A single PostgreSQL primary serves all regions. Pod boot pulls config once across the WAN (acceptable because it is infrequent); steady-state inference traffic never crosses the WAN to hit the DB. Async writes do cross the WAN, which is fine as long as the write queue can absorb it.

## Service discovery is the critical piece

Cross-region clustering requires a discovery layer that pods can reach **from every region** to find their peers and join the gossip mesh. Single-region defaults like Kubernetes-scoped discovery, UDP broadcast, or mDNS cannot cross region boundaries - they're physically scoped to one cluster or one broadcast domain.

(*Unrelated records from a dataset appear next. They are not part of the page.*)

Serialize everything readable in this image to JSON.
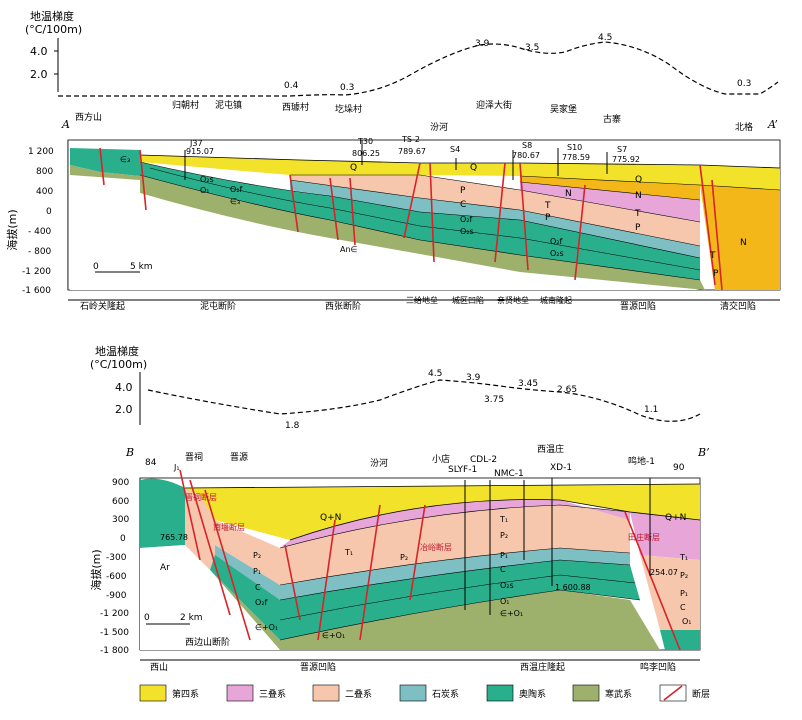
{
  "colors": {
    "quaternary": "#f2e22a",
    "triassic": "#e7a5d8",
    "permian": "#f6c7ad",
    "carboniferous": "#7dbfc3",
    "ordovician": "#2aaf8c",
    "cambrian": "#9db06c",
    "fault": "#d8232a",
    "neogene": "#f3b71a",
    "basement": "#d9d9d9"
  },
  "sectionA": {
    "gradient_label": "地温梯度",
    "gradient_unit": "(°C/100m)",
    "gradient_ticks": [
      "4.0",
      "2.0"
    ],
    "gradient_values": [
      "0.4",
      "0.3",
      "3.9",
      "3.5",
      "4.5",
      "0.3"
    ],
    "label_left": "A",
    "label_right": "A’",
    "y_axis_title": "海拔(m)",
    "y_ticks": [
      "1 200",
      "800",
      "400",
      "0",
      "- 400",
      "- 800",
      "-1 200",
      "-1 600"
    ],
    "scale": [
      "0",
      "5 km"
    ],
    "places": [
      "西方山",
      "归朝村",
      "泥屯镇",
      "西璩村",
      "圪垛村",
      "汾河",
      "迎泽大街",
      "吴家堡",
      "古寨",
      "北格"
    ],
    "wells": [
      "J37",
      "915.07",
      "T30",
      "806.25",
      "TS-2",
      "789.67",
      "S4",
      "S8",
      "780.67",
      "S10",
      "778.59",
      "S7",
      "775.92"
    ],
    "units": [
      "Q",
      "N",
      "T",
      "P",
      "C",
      "O₂f",
      "O₂s",
      "O₁",
      "∈₃",
      "An∈"
    ],
    "regions": [
      "石岭关隆起",
      "泥屯断阶",
      "西张断阶",
      "三给地垒",
      "城区凹陷",
      "亲贤地垒",
      "城南隆起",
      "晋源凹陷",
      "清交凹陷"
    ]
  },
  "sectionB": {
    "gradient_label": "地温梯度",
    "gradient_unit": "(°C/100m)",
    "gradient_ticks": [
      "4.0",
      "2.0"
    ],
    "gradient_values": [
      "1.8",
      "4.5",
      "3.9",
      "3.75",
      "3.45",
      "2.65",
      "1.1"
    ],
    "label_left": "B",
    "label_right": "B’",
    "y_axis_title": "海拔(m)",
    "y_ticks": [
      "900",
      "600",
      "300",
      "0",
      "-300",
      "-600",
      "-900",
      "-1 200",
      "-1 500",
      "-1 800"
    ],
    "scale": [
      "0",
      "2 km"
    ],
    "places": [
      "晋祠",
      "晋源",
      "汾河",
      "小店",
      "SLYF-1",
      "CDL-2",
      "NMC-1",
      "西温庄",
      "XD-1",
      "鸣地-1"
    ],
    "numbers": [
      "84",
      "90",
      "J₁",
      "765.78",
      "1 600.88",
      "254.07"
    ],
    "units": [
      "Q+N",
      "Ar",
      "T₁",
      "P₂",
      "P₁",
      "C",
      "O₂f",
      "O₂s",
      "O₁",
      "∈+O₁"
    ],
    "faults": [
      "西边山断阶",
      "南堰断层",
      "冶峪断层",
      "田庄断层",
      "晋祠断层"
    ],
    "regions": [
      "西山",
      "晋源凹陷",
      "西温庄隆起",
      "鸣李凹陷"
    ]
  },
  "legend": [
    "第四系",
    "三叠系",
    "二叠系",
    "石炭系",
    "奥陶系",
    "寒武系",
    "断层"
  ]
}
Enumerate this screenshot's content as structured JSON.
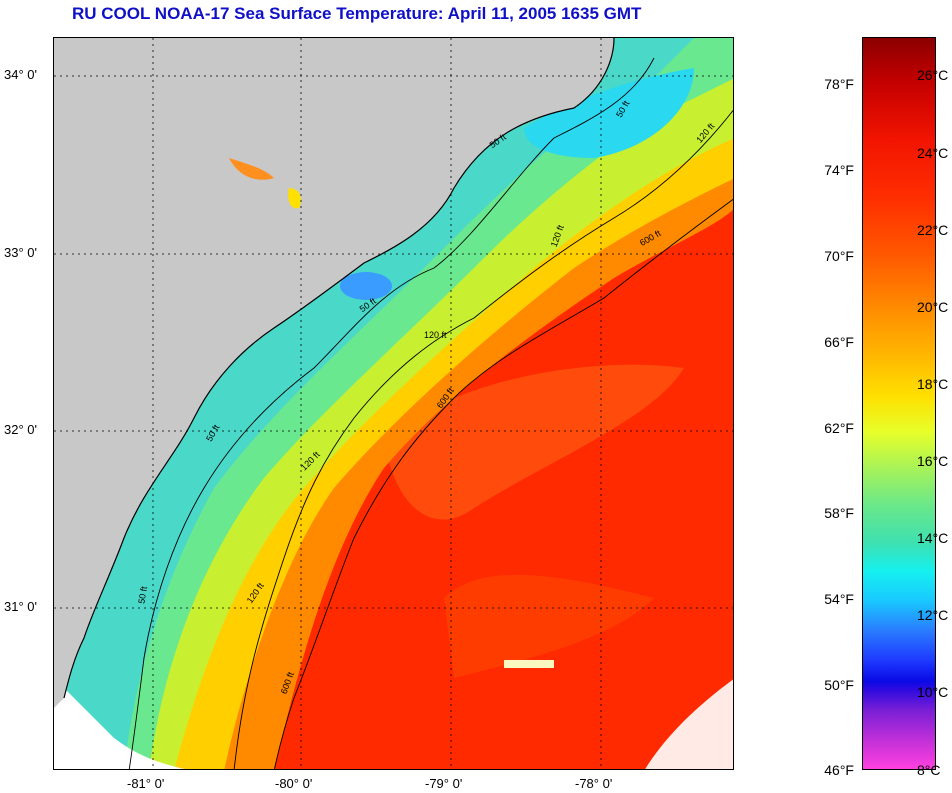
{
  "title": "RU COOL  NOAA-17  Sea Surface Temperature:  April 11, 2005 1635 GMT",
  "map": {
    "latitude_labels": [
      "34° 0'",
      "33° 0'",
      "32° 0'",
      "31° 0'"
    ],
    "longitude_labels": [
      "-81° 0'",
      "-80° 0'",
      "-79° 0'",
      "-78° 0'"
    ],
    "contour_labels": [
      "50 ft",
      "120 ft",
      "600 ft",
      "50 ft",
      "120 ft",
      "600 ft",
      "50 ft",
      "120 ft",
      "600 ft",
      "50 ft",
      "120 ft",
      "50 ft",
      "120 ft"
    ],
    "colors": {
      "land": "#c8c8c8",
      "no_data": "#ffffff",
      "gulf_stream": "#ff2a00",
      "shelf_warm": "#ffd000",
      "shelf_cool": "#5ee0a0",
      "nearshore": "#4ed6d0"
    }
  },
  "colorbar": {
    "fahrenheit": [
      "78°F",
      "74°F",
      "70°F",
      "66°F",
      "62°F",
      "58°F",
      "54°F",
      "50°F",
      "46°F"
    ],
    "celsius": [
      "26°C",
      "24°C",
      "22°C",
      "20°C",
      "18°C",
      "16°C",
      "14°C",
      "12°C",
      "10°C",
      "8°C"
    ]
  }
}
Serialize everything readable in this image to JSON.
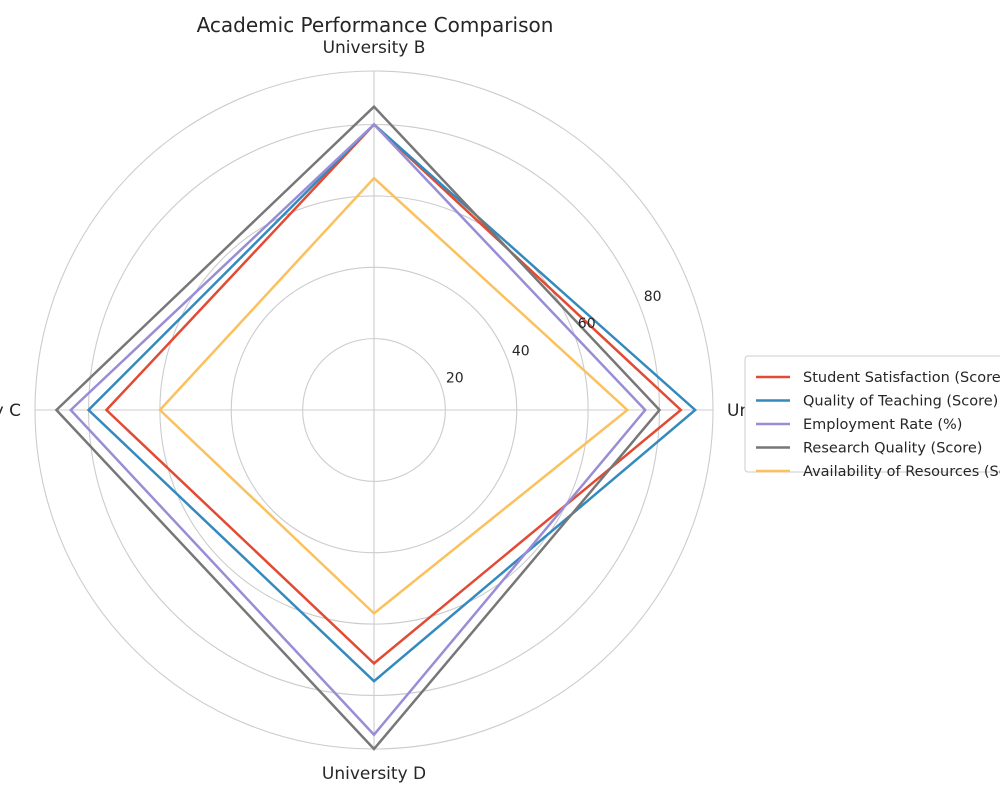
{
  "chart_data": {
    "type": "radar",
    "title": "Academic Performance Comparison",
    "categories": [
      "University A",
      "University B",
      "University C",
      "University D"
    ],
    "radial_ticks": [
      20,
      40,
      60,
      80
    ],
    "rlim": [
      0,
      95
    ],
    "grid": true,
    "legend_position": "center-right",
    "series": [
      {
        "name": "Student Satisfaction (Score)",
        "color": "#E24A33",
        "values": [
          86,
          80,
          75,
          71
        ]
      },
      {
        "name": "Quality of Teaching (Score)",
        "color": "#348ABD",
        "values": [
          90,
          80,
          80,
          76
        ]
      },
      {
        "name": "Employment Rate (%)",
        "color": "#988ED5",
        "values": [
          76,
          80,
          85,
          91
        ]
      },
      {
        "name": "Research Quality (Score)",
        "color": "#777777",
        "values": [
          80,
          85,
          89,
          95
        ]
      },
      {
        "name": "Availability of Resources (Score)",
        "color": "#FBC15E",
        "values": [
          71,
          65,
          60,
          57
        ]
      }
    ]
  }
}
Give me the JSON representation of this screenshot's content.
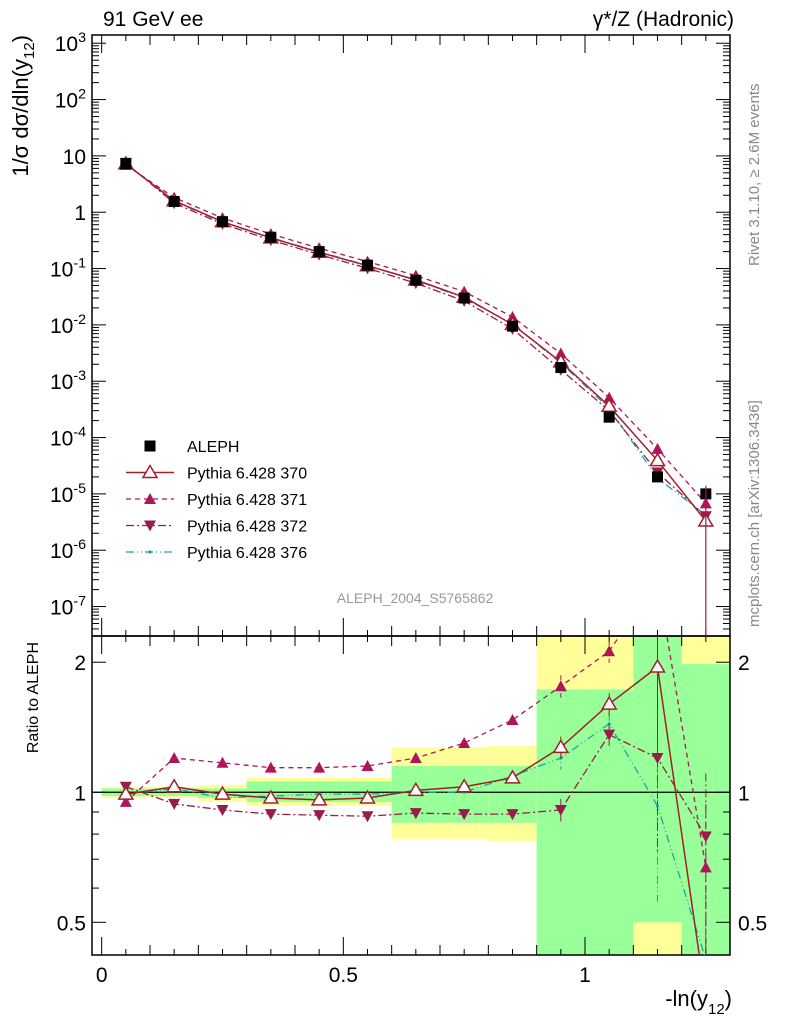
{
  "header": {
    "left": "91 GeV ee",
    "right": "γ*/Z (Hadronic)"
  },
  "side_labels": {
    "rivet": "Rivet 3.1.10, ≥ 2.6M events",
    "mcplots": "mcplots.cern.ch [arXiv:1306.3436]"
  },
  "watermark": "ALEPH_2004_S5765862",
  "colors": {
    "data": "#000000",
    "p370": "#a0202a",
    "p371": "#b0145a",
    "p372": "#9a1c4a",
    "p376": "#1aa6a0",
    "band_yellow": "#ffff99",
    "band_green": "#99ff99"
  },
  "chart_data": [
    {
      "type": "scatter",
      "panel": "main",
      "ylabel": "1/σ  dσ/dln(y12)",
      "yscale": "log",
      "ylim": [
        3e-08,
        1400
      ],
      "xlim": [
        -0.02,
        1.3
      ],
      "x": [
        0.05,
        0.15,
        0.25,
        0.35,
        0.45,
        0.55,
        0.65,
        0.75,
        0.85,
        0.95,
        1.05,
        1.15,
        1.25
      ],
      "yticks": [
        "10^-7",
        "10^-6",
        "10^-5",
        "10^-4",
        "10^-3",
        "10^-2",
        "10^-1",
        "1",
        "10",
        "10^2",
        "10^3"
      ],
      "legend_position": "lower-left",
      "series": [
        {
          "name": "ALEPH",
          "key": "data",
          "values": [
            7.3,
            1.55,
            0.68,
            0.36,
            0.2,
            0.115,
            0.062,
            0.03,
            0.0095,
            0.00175,
            0.00023,
            2e-05,
            1e-05
          ]
        },
        {
          "name": "Pythia 6.428 370",
          "key": "p370",
          "values": [
            7.2,
            1.6,
            0.68,
            0.35,
            0.195,
            0.112,
            0.063,
            0.031,
            0.0102,
            0.0022,
            0.00036,
            3.9e-05,
            3.3e-06
          ]
        },
        {
          "name": "Pythia 6.428 371",
          "key": "p371",
          "values": [
            6.9,
            1.82,
            0.79,
            0.41,
            0.23,
            0.133,
            0.075,
            0.039,
            0.0138,
            0.0031,
            0.00051,
            6.3e-05,
            6.8e-06
          ]
        },
        {
          "name": "Pythia 6.428 372",
          "key": "p372",
          "values": [
            7.5,
            1.45,
            0.62,
            0.32,
            0.177,
            0.101,
            0.055,
            0.0267,
            0.0085,
            0.0016,
            0.0003,
            2.4e-05,
            4e-06
          ]
        },
        {
          "name": "Pythia 6.428 376",
          "key": "p376",
          "values": [
            7.2,
            1.58,
            0.66,
            0.355,
            0.198,
            0.114,
            0.062,
            0.03,
            0.0103,
            0.0021,
            0.00033,
            1.9e-05,
            4.2e-06
          ]
        }
      ]
    },
    {
      "type": "line",
      "panel": "ratio",
      "ylabel": "Ratio to ALEPH",
      "xlabel": "-ln(y12)",
      "yscale": "log",
      "ylim": [
        0.42,
        2.3
      ],
      "xlim": [
        -0.02,
        1.3
      ],
      "x": [
        0.05,
        0.15,
        0.25,
        0.35,
        0.45,
        0.55,
        0.65,
        0.75,
        0.85,
        0.95,
        1.05,
        1.15,
        1.25
      ],
      "xticks": [
        "0",
        "0.5",
        "1"
      ],
      "yticks": [
        "0.5",
        "1",
        "2"
      ],
      "bands": [
        {
          "x0": 0.0,
          "x1": 0.1,
          "yellow": [
            0.97,
            1.03
          ],
          "green": [
            0.98,
            1.02
          ]
        },
        {
          "x0": 0.1,
          "x1": 0.2,
          "yellow": [
            0.97,
            1.03
          ],
          "green": [
            0.98,
            1.02
          ]
        },
        {
          "x0": 0.2,
          "x1": 0.3,
          "yellow": [
            0.95,
            1.04
          ],
          "green": [
            0.97,
            1.02
          ]
        },
        {
          "x0": 0.3,
          "x1": 0.4,
          "yellow": [
            0.93,
            1.08
          ],
          "green": [
            0.95,
            1.06
          ]
        },
        {
          "x0": 0.4,
          "x1": 0.5,
          "yellow": [
            0.93,
            1.08
          ],
          "green": [
            0.95,
            1.06
          ]
        },
        {
          "x0": 0.5,
          "x1": 0.6,
          "yellow": [
            0.93,
            1.08
          ],
          "green": [
            0.95,
            1.06
          ]
        },
        {
          "x0": 0.6,
          "x1": 0.7,
          "yellow": [
            0.78,
            1.27
          ],
          "green": [
            0.85,
            1.15
          ]
        },
        {
          "x0": 0.7,
          "x1": 0.8,
          "yellow": [
            0.78,
            1.27
          ],
          "green": [
            0.85,
            1.15
          ]
        },
        {
          "x0": 0.8,
          "x1": 0.9,
          "yellow": [
            0.77,
            1.28
          ],
          "green": [
            0.85,
            1.15
          ]
        },
        {
          "x0": 0.9,
          "x1": 1.0,
          "yellow": [
            0.3,
            2.3
          ],
          "green": [
            0.3,
            1.73
          ]
        },
        {
          "x0": 1.0,
          "x1": 1.1,
          "yellow": [
            0.3,
            2.3
          ],
          "green": [
            0.3,
            1.73
          ]
        },
        {
          "x0": 1.1,
          "x1": 1.2,
          "yellow": [
            0.3,
            0.5
          ],
          "green": [
            0.5,
            2.3
          ]
        },
        {
          "x0": 1.2,
          "x1": 1.3,
          "yellow": [
            0.3,
            2.3
          ],
          "green": [
            0.3,
            1.98
          ]
        }
      ],
      "series": [
        {
          "name": "Pythia 6.428 370",
          "key": "p370",
          "values": [
            0.99,
            1.03,
            0.99,
            0.97,
            0.96,
            0.97,
            1.01,
            1.03,
            1.08,
            1.27,
            1.6,
            1.95,
            0.33
          ]
        },
        {
          "name": "Pythia 6.428 371",
          "key": "p371",
          "values": [
            0.95,
            1.2,
            1.17,
            1.14,
            1.14,
            1.15,
            1.2,
            1.3,
            1.47,
            1.76,
            2.12,
            3.1,
            0.67
          ]
        },
        {
          "name": "Pythia 6.428 372",
          "key": "p372",
          "values": [
            1.03,
            0.94,
            0.91,
            0.89,
            0.885,
            0.88,
            0.895,
            0.89,
            0.89,
            0.91,
            1.36,
            1.2,
            0.79
          ]
        },
        {
          "name": "Pythia 6.428 376",
          "key": "p376",
          "values": [
            0.99,
            1.02,
            0.97,
            0.98,
            0.99,
            0.99,
            1.0,
            1.0,
            1.09,
            1.2,
            1.44,
            0.93,
            0.41
          ]
        }
      ]
    }
  ]
}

Bifrost ships [six discovery methods](/enterprise/clustering); for cross-region deployments only three of them work:

| Method     | Why it fits cross-region                                                                                                                                                                                                                          |
| ---------- | ------------------------------------------------------------------------------------------------------------------------------------------------------------------------------------------------------------------------------------------------- |
| **etcd**   | Strong consistency, globally reachable from every region, leases automatically reap dead nodes. Run a multi-region etcd cluster (or a single highly-available etcd) as the registry. See [etcd discovery](/enterprise/clustering#etcd-discovery). |
| **Consul** | HashiCorp Consul's multi-datacenter federation is a natural fit: each region registers against the local Consul, federation propagates membership across DCs. See [Consul discovery](/enterprise/clustering#consul-discovery).                    |
| **DNS**    | Works if you publish a globally-resolvable SRV or A record covering all regions (e.g., Route 53 cross-region). Simpler than etcd/Consul but offers no health-check loop of its own; dead pods linger in DNS until TTL expires.                    |

<Warning>
  Picking the wrong discovery method is the most common cross-region failure: pods boot, load their config, run inference correctly, but never join the cross-region cluster - so governance counters and config sync don't converge globally. If you see regions operating as independent clusters, check the discovery configuration first.
</Warning>

The discovery layer itself should be highly available and reachable from every region:

* **etcd**: 3 or 5 nodes spread across regions (an odd number for quorum). Treat it like any other consensus system.
* **Consul**: at least one Consul server per region, federated. Clients on each Bifrost host point to the local Consul agent.
* **DNS**: a managed global DNS service (Route 53, Cloud DNS, Azure DNS) with low TTLs on the discovery records.

## What still needs cross-region planning

* **Provider endpoints.** Choose providers and provider regions that match your pods' regions to keep upstream latency low.
* **Vector store and guardrails.** Both should be co-located with the pods that call them.
* **Cluster gossip / gRPC.** Memberlist (`10101/TCP+UDP`) and counter-sync (`10102/TCP`) must be reachable peer-to-peer across regions. Latency between cluster nodes affects convergence time, not request latency.
* **Discovery reachability.** The etcd / Consul / DNS endpoint must be resolvable and reachable from every region. Network ACLs that lock discovery to a single VPC will silently break cross-region joins.
* **Object storage region.** Place buckets close to your dashboard users or close to the pods doing the writes, depending on whether read or write throughput dominates.

See [Clustering](/enterprise/clustering) for the gRPC/gossip port layout and [Sizing](/enterprise/moving-from-oss/sizing) for per-region pod counts.